Mice with abrogation of Rb-TS promoted grade II astrocytomas without any solid tumor mass within 6 months, but when layered with Kras activation mutant (KRASG12D), developed grade III and grade IV high grade astrocytomas, with 4-6 months of latency (Mice with genotype KRASG12D; GFAP-CreERT2 will be referred as R and TgGZT121; KRASG12D; GFAP-CreERT2 as TR) (9). Since addition of Kras activation led to increase in the grades of astrocytoma, we investigated its role in transitioning of astrocytes to progenitor-like cells. Neurosphere assay using cortical cells from R mice failed to generate any spheres (Figure S3). Upon induction of TR mice, the cortical cells showed sphere formation similar to that of TC+ cells (TR 2 weeks - 0.07%, TR 2 months - 0.34%) (Figure S3 blue bars). Thus, we conclude that Kras activation individually or along with Rb-TS inactivation does not play a role in astrocytes transitioning into progenitor like cells.

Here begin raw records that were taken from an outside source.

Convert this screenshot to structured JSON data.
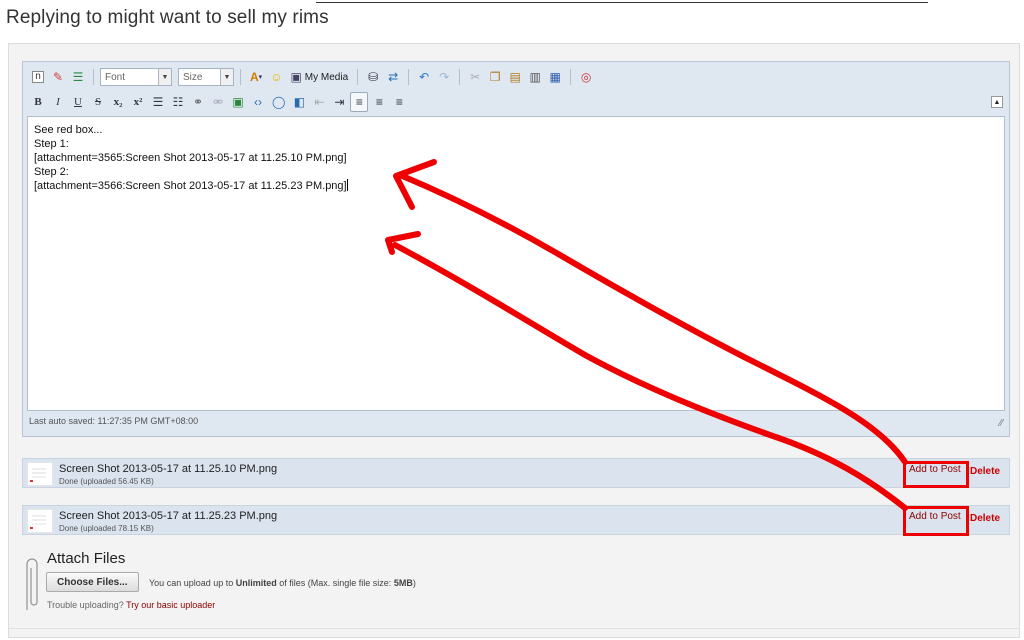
{
  "page": {
    "title": "Replying to might want to sell my rims"
  },
  "toolbar": {
    "font_select": "Font",
    "size_select": "Size",
    "my_media_label": "My Media",
    "bold": "B",
    "italic": "I",
    "underline": "U",
    "strike": "S",
    "subscript": "x₂",
    "superscript": "x²"
  },
  "editor": {
    "lines": [
      "See red box...",
      "",
      "Step 1:",
      "[attachment=3565:Screen Shot 2013-05-17 at 11.25.10 PM.png]",
      "",
      "Step 2:",
      "[attachment=3566:Screen Shot 2013-05-17 at 11.25.23 PM.png]"
    ],
    "autosave": "Last auto saved: 11:27:35 PM GMT+08:00"
  },
  "attachments": [
    {
      "name": "Screen Shot 2013-05-17 at 11.25.10 PM.png",
      "status": "Done (uploaded 56.45 KB)",
      "add_label": "Add to Post",
      "delete_label": "Delete"
    },
    {
      "name": "Screen Shot 2013-05-17 at 11.25.23 PM.png",
      "status": "Done (uploaded 78.15 KB)",
      "add_label": "Add to Post",
      "delete_label": "Delete"
    }
  ],
  "attach": {
    "title": "Attach Files",
    "choose_label": "Choose Files...",
    "info_prefix": "You can upload up to ",
    "info_bold": "Unlimited",
    "info_middle": " of files (Max. single file size: ",
    "info_size": "5MB",
    "info_suffix": ")",
    "trouble_prefix": "Trouble uploading? ",
    "trouble_link": "Try our basic uploader"
  },
  "colors": {
    "annotation_red": "#ee0000",
    "toolbar_bg": "#dfe7f1",
    "link_red": "#8b0000"
  }
}
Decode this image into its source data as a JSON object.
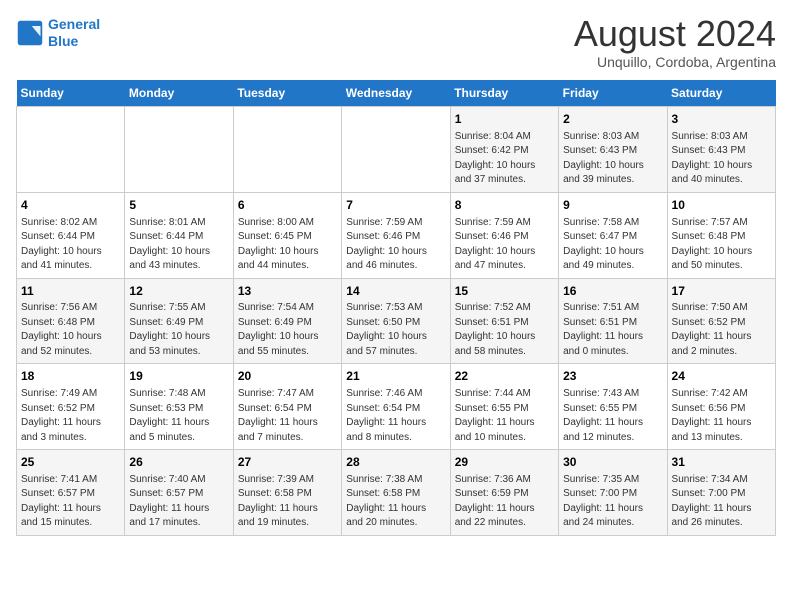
{
  "header": {
    "logo_line1": "General",
    "logo_line2": "Blue",
    "month_year": "August 2024",
    "location": "Unquillo, Cordoba, Argentina"
  },
  "days_of_week": [
    "Sunday",
    "Monday",
    "Tuesday",
    "Wednesday",
    "Thursday",
    "Friday",
    "Saturday"
  ],
  "weeks": [
    [
      {
        "day": "",
        "content": ""
      },
      {
        "day": "",
        "content": ""
      },
      {
        "day": "",
        "content": ""
      },
      {
        "day": "",
        "content": ""
      },
      {
        "day": "1",
        "content": "Sunrise: 8:04 AM\nSunset: 6:42 PM\nDaylight: 10 hours\nand 37 minutes."
      },
      {
        "day": "2",
        "content": "Sunrise: 8:03 AM\nSunset: 6:43 PM\nDaylight: 10 hours\nand 39 minutes."
      },
      {
        "day": "3",
        "content": "Sunrise: 8:03 AM\nSunset: 6:43 PM\nDaylight: 10 hours\nand 40 minutes."
      }
    ],
    [
      {
        "day": "4",
        "content": "Sunrise: 8:02 AM\nSunset: 6:44 PM\nDaylight: 10 hours\nand 41 minutes."
      },
      {
        "day": "5",
        "content": "Sunrise: 8:01 AM\nSunset: 6:44 PM\nDaylight: 10 hours\nand 43 minutes."
      },
      {
        "day": "6",
        "content": "Sunrise: 8:00 AM\nSunset: 6:45 PM\nDaylight: 10 hours\nand 44 minutes."
      },
      {
        "day": "7",
        "content": "Sunrise: 7:59 AM\nSunset: 6:46 PM\nDaylight: 10 hours\nand 46 minutes."
      },
      {
        "day": "8",
        "content": "Sunrise: 7:59 AM\nSunset: 6:46 PM\nDaylight: 10 hours\nand 47 minutes."
      },
      {
        "day": "9",
        "content": "Sunrise: 7:58 AM\nSunset: 6:47 PM\nDaylight: 10 hours\nand 49 minutes."
      },
      {
        "day": "10",
        "content": "Sunrise: 7:57 AM\nSunset: 6:48 PM\nDaylight: 10 hours\nand 50 minutes."
      }
    ],
    [
      {
        "day": "11",
        "content": "Sunrise: 7:56 AM\nSunset: 6:48 PM\nDaylight: 10 hours\nand 52 minutes."
      },
      {
        "day": "12",
        "content": "Sunrise: 7:55 AM\nSunset: 6:49 PM\nDaylight: 10 hours\nand 53 minutes."
      },
      {
        "day": "13",
        "content": "Sunrise: 7:54 AM\nSunset: 6:49 PM\nDaylight: 10 hours\nand 55 minutes."
      },
      {
        "day": "14",
        "content": "Sunrise: 7:53 AM\nSunset: 6:50 PM\nDaylight: 10 hours\nand 57 minutes."
      },
      {
        "day": "15",
        "content": "Sunrise: 7:52 AM\nSunset: 6:51 PM\nDaylight: 10 hours\nand 58 minutes."
      },
      {
        "day": "16",
        "content": "Sunrise: 7:51 AM\nSunset: 6:51 PM\nDaylight: 11 hours\nand 0 minutes."
      },
      {
        "day": "17",
        "content": "Sunrise: 7:50 AM\nSunset: 6:52 PM\nDaylight: 11 hours\nand 2 minutes."
      }
    ],
    [
      {
        "day": "18",
        "content": "Sunrise: 7:49 AM\nSunset: 6:52 PM\nDaylight: 11 hours\nand 3 minutes."
      },
      {
        "day": "19",
        "content": "Sunrise: 7:48 AM\nSunset: 6:53 PM\nDaylight: 11 hours\nand 5 minutes."
      },
      {
        "day": "20",
        "content": "Sunrise: 7:47 AM\nSunset: 6:54 PM\nDaylight: 11 hours\nand 7 minutes."
      },
      {
        "day": "21",
        "content": "Sunrise: 7:46 AM\nSunset: 6:54 PM\nDaylight: 11 hours\nand 8 minutes."
      },
      {
        "day": "22",
        "content": "Sunrise: 7:44 AM\nSunset: 6:55 PM\nDaylight: 11 hours\nand 10 minutes."
      },
      {
        "day": "23",
        "content": "Sunrise: 7:43 AM\nSunset: 6:55 PM\nDaylight: 11 hours\nand 12 minutes."
      },
      {
        "day": "24",
        "content": "Sunrise: 7:42 AM\nSunset: 6:56 PM\nDaylight: 11 hours\nand 13 minutes."
      }
    ],
    [
      {
        "day": "25",
        "content": "Sunrise: 7:41 AM\nSunset: 6:57 PM\nDaylight: 11 hours\nand 15 minutes."
      },
      {
        "day": "26",
        "content": "Sunrise: 7:40 AM\nSunset: 6:57 PM\nDaylight: 11 hours\nand 17 minutes."
      },
      {
        "day": "27",
        "content": "Sunrise: 7:39 AM\nSunset: 6:58 PM\nDaylight: 11 hours\nand 19 minutes."
      },
      {
        "day": "28",
        "content": "Sunrise: 7:38 AM\nSunset: 6:58 PM\nDaylight: 11 hours\nand 20 minutes."
      },
      {
        "day": "29",
        "content": "Sunrise: 7:36 AM\nSunset: 6:59 PM\nDaylight: 11 hours\nand 22 minutes."
      },
      {
        "day": "30",
        "content": "Sunrise: 7:35 AM\nSunset: 7:00 PM\nDaylight: 11 hours\nand 24 minutes."
      },
      {
        "day": "31",
        "content": "Sunrise: 7:34 AM\nSunset: 7:00 PM\nDaylight: 11 hours\nand 26 minutes."
      }
    ]
  ]
}
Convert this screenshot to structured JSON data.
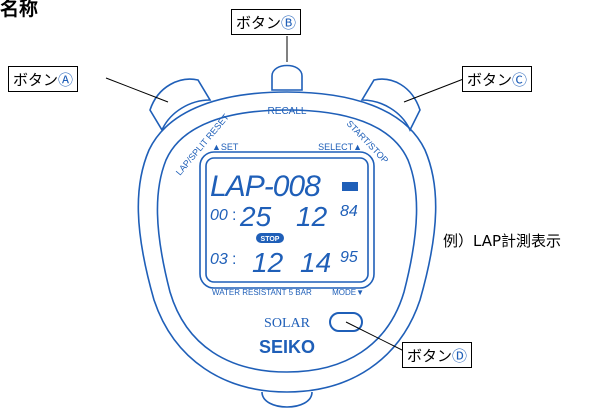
{
  "heading": "名称",
  "example_label": "例）LAP計測表示",
  "callouts": {
    "a": {
      "text": "ボタン",
      "mark": "Ⓐ"
    },
    "b": {
      "text": "ボタン",
      "mark": "Ⓑ"
    },
    "c": {
      "text": "ボタン",
      "mark": "Ⓒ"
    },
    "d": {
      "text": "ボタン",
      "mark": "Ⓓ"
    }
  },
  "bezel": {
    "recall": "RECALL",
    "lap_split_reset": "LAP/SPLIT RESET",
    "start_stop": "START/STOP",
    "set": "▲SET",
    "select": "SELECT▲",
    "water_resistant": "WATER RESISTANT 5 BAR",
    "mode": "MODE▼",
    "solar": "SOLAR",
    "brand": "SEIKO"
  },
  "display": {
    "row1": "LAP-008",
    "row2_hours": "00",
    "row2_min": "25",
    "row2_sec": "12",
    "row2_hund": "84",
    "stop_badge": "STOP",
    "row3_hours": "03",
    "row3_min": "12",
    "row3_sec": "14",
    "row3_hund": "95"
  },
  "colors": {
    "line": "#1f5fb8",
    "lcd_text": "#1f5fb8",
    "outline": "#000000"
  }
}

Mice With Single Genetic Alteration of Rb-TS Inactivation Develop HGAs With a Long Latency
To prove our hypothesis that Rb-TS inactivation transitions mature astrocytes into progenitors, generating potential cell(s) of origin for astrocytoma, we aged TC+ mice under observation for astrocytoma formation. Interestingly, after a latency period of 15-24 months, the TC+ mice developed HGAs with a penetrance of 68%. Most of the tumors developed in the frontal cortex of the brain with occasional inclusion of olfactory bulbs (Figures 5A, B); while few mice developed tumors in brain midcortex and spine regions (Figure 5A). Pathologically, the tumors showed HGA characteristics of pleomorphic and anaplastic nuclei, accompanied by necrosis in Grade IV astrocytomas (Figure 5C). Tumor IHC demonstrated the presence of T121 throughout the tumor, confirming their origin from Rb-TS inactivated cells. Further IHC staining of tumor for HGA markers including GFAP, Sox2, nestin, and Ki-67 confirmed the HGA status of the brain tumors (Figure 5D). Thus, mature astrocytes initiated by Rb inactivation alone can develop into astrocytoma with long latency.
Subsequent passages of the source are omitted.